Managing a virtual data center and hundreds of virtual machines (VMs) is a lot like the old children’s tale of Goldilocks and the Three Bears: too hot, too cold, too firm, too soft, etc. At some point, you find one that is just right. However, with virtualization, we seem to be on the path of too big or too small; rarely is it just right. It is difficult to find a configuration that is just right until you’ve let a VM run long enough to know how it performs. The mistake many of us make is never coming back to the VM and adjusting to meet its actual performance needs.
How well do you really manage your VMs? Beyond the initial request from the application owners, do you ever go back and re-evaluate the size of a VM, or consider whether it should even be powered on? Chances are, you turn on a VM at the request of an application owner or developer and forget about it until someone complains. Fortunately, the hypervisor is a very forgiving resource that hides many bad practices, but only until we are faced with a mountain of problems do we ever notice. Too many CPU cores and too much RAM simply become unused resources, until we have overcrowded a server, and we start to see contention at multiple levels across the data center.
Traditionally, rightsizing has not been a simple skill. Understanding what a VM is really consuming, and what an application really needs requires deeper analytics than “the software vendor recommends.” Project timelines and executive management urgency often take priority over proper planning and vetting of VM size. Compounded by hundreds or thousands of VMs spinning-up and changing regularly, we suddenly realize we have created a beast that needs to be tamed.
We have all been in this situation:
Application Owner: “I need a Windows Server VM with 16 CPUs and 64GB or RAM.”
vSphere Admin: “That’s big. Are you sure you need that much memory, and do you really think you need 16 CPUs?”
Application Owner: “That’s what the software vendor recommends. They say they won’t stand behind their product unless we configure it exactly as they have tested it.”
vSphere Admin: “But do you really need all those resources? We may need a dedicated server just for you. It seems more likely they [the vendor] don’t know what their application needs.”
Application Owner: “I guess, but we don’t know for sure what we will be using yet. Luckily, it’s a virtual machine, we can always change it later.”
Six months later:
Application Owner: “The VM seems sluggish, can we get another 4 more vCPUs added to our VM to increase it to 20 CPUs? I think that may improve the response time.”
Now, Add CloudPhysics to the story:
vSphere Admin cringes but looks at CloudPhysics VM Rightsizing tool and sees the following :
HUGE-VM-01 – CPU peak @44%, 99th percentile @3%, vRAM peak 4.2GB,
CPU ready time 48,000ms, crosses NUMA node, status – idle
vSphere Admin: “The CloudPhysics Rightsizing tool indicates we should resize your VM to reduce contention and represent your actual usage characteristics. I can see here that your VM spends most of its time at 3% usage and has never peaked above 44%.
Maybe we should downsize. In fact, by looking at your CPU-ready values, I would guess your slow response time is the result of too many CPUs waiting for available resources. Let’s start there and see what happens.
We will learn several important lessons when we start to understand how rightsizing helps us in the data center. Here are some key things that you will start to understand after you have reached your peak capacity and nobody is happy with their performance.
- More is not better. CPU scheduling of large core VMs means that large VMs and potentially other VMs on the host will all suffer high CPU-ready values while the system tries to ensure everyone gets their CPU cycle time. If your VM doesn’t need more vCPUs, reduce the size and potentially lower your CPU-ready wait time.
- Multi-core VMs that span a NUMA node will take on CPU latency resulting in even further performance reduction. If you can fit it on a single processor, resize; else consider changing the cores-per-virtual-socket attributes of your VM.

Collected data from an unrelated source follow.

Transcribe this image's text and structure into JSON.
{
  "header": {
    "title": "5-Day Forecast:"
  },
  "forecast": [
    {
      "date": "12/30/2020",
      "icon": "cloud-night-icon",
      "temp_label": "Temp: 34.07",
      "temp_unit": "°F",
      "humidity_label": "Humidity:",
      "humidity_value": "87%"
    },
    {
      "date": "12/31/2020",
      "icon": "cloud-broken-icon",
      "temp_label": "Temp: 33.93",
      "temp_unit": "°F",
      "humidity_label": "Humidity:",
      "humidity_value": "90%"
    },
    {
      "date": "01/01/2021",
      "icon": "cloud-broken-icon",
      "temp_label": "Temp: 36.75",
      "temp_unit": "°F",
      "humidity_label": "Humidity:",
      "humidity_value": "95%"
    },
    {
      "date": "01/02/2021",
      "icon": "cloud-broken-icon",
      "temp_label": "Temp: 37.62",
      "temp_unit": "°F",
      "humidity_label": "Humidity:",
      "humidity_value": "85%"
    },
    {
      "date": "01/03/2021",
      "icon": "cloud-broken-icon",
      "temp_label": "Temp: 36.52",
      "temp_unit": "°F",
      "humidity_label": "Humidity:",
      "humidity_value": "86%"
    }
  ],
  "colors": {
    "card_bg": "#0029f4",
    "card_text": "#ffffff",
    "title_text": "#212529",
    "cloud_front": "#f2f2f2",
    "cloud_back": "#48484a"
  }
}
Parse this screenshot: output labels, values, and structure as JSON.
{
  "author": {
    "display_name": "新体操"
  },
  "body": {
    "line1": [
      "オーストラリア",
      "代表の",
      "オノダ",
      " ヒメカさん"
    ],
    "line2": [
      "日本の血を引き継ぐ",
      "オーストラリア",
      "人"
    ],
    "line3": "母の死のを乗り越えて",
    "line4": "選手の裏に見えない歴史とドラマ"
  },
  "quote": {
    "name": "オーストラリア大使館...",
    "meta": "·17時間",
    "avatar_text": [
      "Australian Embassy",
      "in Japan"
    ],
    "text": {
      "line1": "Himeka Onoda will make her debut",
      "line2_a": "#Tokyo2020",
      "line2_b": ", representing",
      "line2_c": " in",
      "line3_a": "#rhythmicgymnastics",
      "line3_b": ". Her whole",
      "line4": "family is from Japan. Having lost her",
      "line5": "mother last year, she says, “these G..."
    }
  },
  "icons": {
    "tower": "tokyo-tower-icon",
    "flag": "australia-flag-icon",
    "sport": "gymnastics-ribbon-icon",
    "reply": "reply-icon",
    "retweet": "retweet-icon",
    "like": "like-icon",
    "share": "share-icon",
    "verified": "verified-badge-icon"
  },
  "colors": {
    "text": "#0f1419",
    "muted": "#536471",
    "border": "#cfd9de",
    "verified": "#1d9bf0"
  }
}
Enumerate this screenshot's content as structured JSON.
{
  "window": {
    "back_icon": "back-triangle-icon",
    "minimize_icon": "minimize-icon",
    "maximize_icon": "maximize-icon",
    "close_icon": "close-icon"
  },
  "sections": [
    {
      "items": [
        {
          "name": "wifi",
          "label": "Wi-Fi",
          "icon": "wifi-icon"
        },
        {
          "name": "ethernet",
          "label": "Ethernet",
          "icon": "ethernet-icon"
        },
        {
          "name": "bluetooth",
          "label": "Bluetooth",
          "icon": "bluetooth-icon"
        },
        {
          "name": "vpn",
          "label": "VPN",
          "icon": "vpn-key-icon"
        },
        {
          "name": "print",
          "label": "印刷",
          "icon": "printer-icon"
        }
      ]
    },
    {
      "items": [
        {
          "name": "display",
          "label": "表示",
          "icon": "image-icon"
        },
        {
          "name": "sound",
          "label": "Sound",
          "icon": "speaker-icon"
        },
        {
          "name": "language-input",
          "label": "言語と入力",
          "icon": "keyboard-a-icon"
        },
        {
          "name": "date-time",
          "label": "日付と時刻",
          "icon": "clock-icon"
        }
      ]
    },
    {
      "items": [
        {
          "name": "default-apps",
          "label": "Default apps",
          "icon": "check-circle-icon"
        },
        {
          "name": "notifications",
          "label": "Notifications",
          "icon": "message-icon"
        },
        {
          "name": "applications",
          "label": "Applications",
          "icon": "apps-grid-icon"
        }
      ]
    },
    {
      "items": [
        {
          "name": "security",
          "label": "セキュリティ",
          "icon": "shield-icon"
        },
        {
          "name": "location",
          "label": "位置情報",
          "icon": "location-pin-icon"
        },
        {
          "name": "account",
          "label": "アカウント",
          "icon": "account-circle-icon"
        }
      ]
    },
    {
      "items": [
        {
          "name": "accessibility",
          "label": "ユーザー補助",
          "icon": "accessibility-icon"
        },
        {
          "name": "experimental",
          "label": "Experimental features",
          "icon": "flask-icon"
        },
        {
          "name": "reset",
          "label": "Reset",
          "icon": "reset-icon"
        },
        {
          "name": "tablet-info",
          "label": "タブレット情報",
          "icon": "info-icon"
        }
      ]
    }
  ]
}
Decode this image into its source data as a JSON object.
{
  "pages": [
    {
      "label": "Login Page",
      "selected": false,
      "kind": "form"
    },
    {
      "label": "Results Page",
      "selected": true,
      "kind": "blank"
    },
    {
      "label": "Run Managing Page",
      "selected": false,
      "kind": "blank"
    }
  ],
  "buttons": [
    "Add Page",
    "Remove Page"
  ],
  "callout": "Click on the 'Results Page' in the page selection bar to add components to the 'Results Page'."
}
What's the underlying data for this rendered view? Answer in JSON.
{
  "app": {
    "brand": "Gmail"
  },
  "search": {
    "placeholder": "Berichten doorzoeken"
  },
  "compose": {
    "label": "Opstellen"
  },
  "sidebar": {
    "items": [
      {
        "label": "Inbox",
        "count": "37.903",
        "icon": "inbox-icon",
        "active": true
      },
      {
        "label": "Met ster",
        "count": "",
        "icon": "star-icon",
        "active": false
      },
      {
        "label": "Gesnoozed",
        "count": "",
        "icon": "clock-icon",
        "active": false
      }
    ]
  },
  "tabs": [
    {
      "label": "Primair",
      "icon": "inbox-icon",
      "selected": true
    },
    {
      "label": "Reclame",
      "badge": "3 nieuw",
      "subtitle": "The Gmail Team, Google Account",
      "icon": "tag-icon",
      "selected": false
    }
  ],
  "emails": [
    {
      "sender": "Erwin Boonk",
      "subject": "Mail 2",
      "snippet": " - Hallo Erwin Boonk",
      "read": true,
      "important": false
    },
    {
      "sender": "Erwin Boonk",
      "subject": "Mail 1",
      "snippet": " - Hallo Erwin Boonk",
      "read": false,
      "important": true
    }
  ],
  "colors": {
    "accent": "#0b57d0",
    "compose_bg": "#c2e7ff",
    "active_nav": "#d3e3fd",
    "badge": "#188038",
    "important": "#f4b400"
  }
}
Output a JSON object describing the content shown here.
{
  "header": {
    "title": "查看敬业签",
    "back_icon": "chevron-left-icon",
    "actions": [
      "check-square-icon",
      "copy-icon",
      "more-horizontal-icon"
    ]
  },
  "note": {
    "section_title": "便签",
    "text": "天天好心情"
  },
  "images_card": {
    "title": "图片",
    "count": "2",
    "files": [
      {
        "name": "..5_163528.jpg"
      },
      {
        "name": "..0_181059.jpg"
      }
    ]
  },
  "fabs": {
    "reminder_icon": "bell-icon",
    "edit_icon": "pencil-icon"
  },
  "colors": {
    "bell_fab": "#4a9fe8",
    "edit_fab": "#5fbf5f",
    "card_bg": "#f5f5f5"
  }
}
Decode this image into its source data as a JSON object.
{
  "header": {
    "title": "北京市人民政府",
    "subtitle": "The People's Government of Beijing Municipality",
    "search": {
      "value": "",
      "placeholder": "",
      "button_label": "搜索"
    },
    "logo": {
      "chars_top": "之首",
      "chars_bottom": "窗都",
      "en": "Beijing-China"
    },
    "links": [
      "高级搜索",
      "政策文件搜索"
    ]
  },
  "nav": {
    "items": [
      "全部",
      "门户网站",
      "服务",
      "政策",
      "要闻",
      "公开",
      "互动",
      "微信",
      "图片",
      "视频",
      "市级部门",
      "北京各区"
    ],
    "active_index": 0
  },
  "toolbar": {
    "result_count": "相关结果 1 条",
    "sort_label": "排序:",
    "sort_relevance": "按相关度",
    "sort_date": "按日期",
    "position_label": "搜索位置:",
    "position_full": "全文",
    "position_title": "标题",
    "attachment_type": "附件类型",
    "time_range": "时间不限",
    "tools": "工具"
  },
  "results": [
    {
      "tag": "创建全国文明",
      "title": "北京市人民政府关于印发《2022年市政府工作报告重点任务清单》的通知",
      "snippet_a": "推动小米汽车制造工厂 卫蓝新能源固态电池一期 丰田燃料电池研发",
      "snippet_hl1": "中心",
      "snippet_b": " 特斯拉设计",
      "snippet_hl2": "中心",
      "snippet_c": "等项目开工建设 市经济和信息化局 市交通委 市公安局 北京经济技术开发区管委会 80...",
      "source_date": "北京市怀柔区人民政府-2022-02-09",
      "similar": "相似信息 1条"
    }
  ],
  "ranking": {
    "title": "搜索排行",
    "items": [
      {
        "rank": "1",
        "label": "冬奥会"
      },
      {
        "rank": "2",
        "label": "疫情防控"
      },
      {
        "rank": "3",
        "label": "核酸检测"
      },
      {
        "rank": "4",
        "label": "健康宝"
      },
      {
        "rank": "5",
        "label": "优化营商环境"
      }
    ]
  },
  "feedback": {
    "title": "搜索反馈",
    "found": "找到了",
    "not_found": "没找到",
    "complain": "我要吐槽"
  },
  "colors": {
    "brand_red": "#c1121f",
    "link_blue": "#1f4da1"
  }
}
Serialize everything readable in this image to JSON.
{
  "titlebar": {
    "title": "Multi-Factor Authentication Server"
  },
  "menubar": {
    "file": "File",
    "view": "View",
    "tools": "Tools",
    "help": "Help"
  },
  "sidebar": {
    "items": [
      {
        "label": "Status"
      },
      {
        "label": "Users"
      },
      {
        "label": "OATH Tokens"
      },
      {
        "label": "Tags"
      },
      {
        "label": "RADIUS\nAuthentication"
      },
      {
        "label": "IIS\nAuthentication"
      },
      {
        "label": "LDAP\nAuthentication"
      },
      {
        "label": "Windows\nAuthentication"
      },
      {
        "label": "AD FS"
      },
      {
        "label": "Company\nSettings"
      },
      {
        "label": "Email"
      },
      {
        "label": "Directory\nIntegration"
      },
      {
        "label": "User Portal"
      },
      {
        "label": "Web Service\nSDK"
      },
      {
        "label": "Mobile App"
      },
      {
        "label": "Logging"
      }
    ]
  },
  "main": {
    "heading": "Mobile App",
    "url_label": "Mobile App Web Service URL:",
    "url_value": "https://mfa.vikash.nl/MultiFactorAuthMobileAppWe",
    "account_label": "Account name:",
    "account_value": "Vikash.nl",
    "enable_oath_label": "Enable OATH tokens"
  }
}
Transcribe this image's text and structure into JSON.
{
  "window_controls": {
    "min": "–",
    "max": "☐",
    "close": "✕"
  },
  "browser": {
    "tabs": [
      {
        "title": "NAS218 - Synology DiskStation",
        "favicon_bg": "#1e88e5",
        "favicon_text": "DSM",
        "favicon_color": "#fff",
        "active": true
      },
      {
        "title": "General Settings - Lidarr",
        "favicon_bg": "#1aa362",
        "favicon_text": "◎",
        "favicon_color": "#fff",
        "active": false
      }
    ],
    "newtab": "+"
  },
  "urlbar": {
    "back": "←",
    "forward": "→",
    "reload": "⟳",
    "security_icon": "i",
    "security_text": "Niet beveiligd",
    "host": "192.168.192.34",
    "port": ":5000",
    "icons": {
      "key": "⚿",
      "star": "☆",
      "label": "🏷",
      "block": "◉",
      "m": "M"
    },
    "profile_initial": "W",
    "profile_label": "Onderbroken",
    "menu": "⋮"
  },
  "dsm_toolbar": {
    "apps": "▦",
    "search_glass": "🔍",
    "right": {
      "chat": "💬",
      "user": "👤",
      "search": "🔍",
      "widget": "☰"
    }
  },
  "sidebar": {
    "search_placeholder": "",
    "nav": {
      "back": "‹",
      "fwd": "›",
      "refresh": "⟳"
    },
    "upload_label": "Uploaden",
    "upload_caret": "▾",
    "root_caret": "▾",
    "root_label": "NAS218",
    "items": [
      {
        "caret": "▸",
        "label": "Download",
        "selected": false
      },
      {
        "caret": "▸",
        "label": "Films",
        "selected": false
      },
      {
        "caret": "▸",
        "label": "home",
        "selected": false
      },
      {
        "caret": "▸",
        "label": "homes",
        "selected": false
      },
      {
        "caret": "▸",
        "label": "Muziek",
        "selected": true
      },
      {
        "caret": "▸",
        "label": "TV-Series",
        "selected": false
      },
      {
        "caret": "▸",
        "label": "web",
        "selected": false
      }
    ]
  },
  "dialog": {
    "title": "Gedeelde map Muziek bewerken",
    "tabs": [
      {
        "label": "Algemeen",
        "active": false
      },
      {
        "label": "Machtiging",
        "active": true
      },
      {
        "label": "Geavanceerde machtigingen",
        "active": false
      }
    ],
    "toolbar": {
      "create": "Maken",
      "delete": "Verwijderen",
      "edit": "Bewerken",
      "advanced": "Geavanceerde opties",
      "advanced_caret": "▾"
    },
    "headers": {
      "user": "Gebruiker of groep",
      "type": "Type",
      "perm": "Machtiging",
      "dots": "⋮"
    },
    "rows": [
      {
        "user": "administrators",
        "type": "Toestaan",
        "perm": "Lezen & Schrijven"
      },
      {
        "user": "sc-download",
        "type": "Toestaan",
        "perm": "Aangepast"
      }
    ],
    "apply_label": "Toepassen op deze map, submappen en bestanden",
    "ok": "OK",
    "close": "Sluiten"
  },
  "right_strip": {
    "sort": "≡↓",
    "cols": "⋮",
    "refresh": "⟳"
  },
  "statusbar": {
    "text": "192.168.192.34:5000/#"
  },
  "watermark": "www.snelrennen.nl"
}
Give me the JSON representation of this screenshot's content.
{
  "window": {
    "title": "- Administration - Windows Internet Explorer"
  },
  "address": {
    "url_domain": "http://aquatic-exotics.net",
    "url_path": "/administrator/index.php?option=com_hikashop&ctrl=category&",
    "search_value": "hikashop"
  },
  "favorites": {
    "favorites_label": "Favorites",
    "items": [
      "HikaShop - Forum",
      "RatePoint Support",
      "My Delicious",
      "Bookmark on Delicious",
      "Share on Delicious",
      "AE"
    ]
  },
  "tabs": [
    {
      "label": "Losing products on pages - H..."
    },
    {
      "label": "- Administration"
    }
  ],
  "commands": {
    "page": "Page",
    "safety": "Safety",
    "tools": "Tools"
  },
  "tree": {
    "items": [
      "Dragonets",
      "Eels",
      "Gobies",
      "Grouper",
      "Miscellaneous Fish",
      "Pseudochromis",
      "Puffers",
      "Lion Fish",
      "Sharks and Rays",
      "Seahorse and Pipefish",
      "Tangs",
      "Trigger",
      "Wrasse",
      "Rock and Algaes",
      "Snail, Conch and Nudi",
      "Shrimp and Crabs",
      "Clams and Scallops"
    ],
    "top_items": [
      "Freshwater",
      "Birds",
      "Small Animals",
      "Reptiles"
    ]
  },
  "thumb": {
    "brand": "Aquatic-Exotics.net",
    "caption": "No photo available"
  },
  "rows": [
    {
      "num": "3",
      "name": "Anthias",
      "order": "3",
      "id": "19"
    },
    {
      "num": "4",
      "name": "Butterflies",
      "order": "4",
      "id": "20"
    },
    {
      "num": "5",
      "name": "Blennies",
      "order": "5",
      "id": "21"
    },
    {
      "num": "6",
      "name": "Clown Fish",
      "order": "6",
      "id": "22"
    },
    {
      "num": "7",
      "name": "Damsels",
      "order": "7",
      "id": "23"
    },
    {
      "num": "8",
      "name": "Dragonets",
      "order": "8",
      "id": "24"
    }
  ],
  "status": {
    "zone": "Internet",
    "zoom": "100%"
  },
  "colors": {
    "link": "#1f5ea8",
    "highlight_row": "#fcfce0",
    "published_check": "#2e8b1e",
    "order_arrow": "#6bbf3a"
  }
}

- Memory compression, swapping, and swapping-to-disk for dense hosts is slow. Know how much memory your VMs really need.
- Idle VMs still consume scheduler time and memory
- Heavily used VMs, and VMs with high active memory or high CPU demands can often benefit from more resources. Know your application and investigate whether adding more resources can benefit your application.
Be sure to try out the new VM Rightsizing tool from CloudPhysics. You may be surprised that what you thought was ‘just right’ may in fact be too big or too small. Take a lesson from Goldilocks and find the VM size that is really just right.